Direndiler ama oyun alanlarının, müzik yaptıkları mekânların yok olmasını çaresizlikle izlediler.
Sulukulelilerin seslerini duyuran, Sulukule Platformu, bu çocuklara sahip çıktı.
İstanbul 2010 Ajansı, İstanbul Teknik Üniversitesi Konservatuarı’nın da desteğiyle, yıkımdan kurtulmuş 3 katlı tarihi bir binada Sulukule Çocuk Sanat Atölyesini kurdu.
Yaşları 8 ile 16 arasında değişen 50 çocuk, Sulukule’de tarihi küçük bir binada geçtiğimiz mayıs ayından bu yana keman, viyolonsel, gitar, dans, ritm, drama eğitimi alıyorlar.
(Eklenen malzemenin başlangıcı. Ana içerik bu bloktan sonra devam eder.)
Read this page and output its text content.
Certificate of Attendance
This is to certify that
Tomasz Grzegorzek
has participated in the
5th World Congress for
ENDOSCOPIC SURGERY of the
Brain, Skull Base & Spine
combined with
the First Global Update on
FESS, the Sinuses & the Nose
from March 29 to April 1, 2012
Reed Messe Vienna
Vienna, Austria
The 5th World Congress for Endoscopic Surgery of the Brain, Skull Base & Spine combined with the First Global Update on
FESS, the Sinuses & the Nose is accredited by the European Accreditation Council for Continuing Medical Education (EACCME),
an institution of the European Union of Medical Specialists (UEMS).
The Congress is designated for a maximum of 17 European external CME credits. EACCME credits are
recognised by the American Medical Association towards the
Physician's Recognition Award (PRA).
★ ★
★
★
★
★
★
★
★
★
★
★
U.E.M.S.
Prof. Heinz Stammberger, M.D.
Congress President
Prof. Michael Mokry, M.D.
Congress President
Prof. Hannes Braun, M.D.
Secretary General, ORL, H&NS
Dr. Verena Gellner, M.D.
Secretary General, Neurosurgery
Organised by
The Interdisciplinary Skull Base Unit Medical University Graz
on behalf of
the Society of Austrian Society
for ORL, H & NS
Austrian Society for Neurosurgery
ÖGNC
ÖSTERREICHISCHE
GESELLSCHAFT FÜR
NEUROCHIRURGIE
Bugün de Babylon’da saat 14-16 arasında müzik ve dans gösterileri var.
Kaçırmayın derim.
İstanbul 2010 Ajansı bu ayın sonunda görevini tamamlıyor.
Dolayısıyla Sulukule Çocuk Sanat Atölyesi büyük bir destekten mahrum kalacak.
Sulukuleli bu çocukları ortada bırakmamak gerek.
Konservatuara ya da sanat okullarına devam ettikleri takdirde meslek sahibi olabilirler.
Sulukule Çocuk Sanat Atölyesini yaşatmak hepimizin görevi.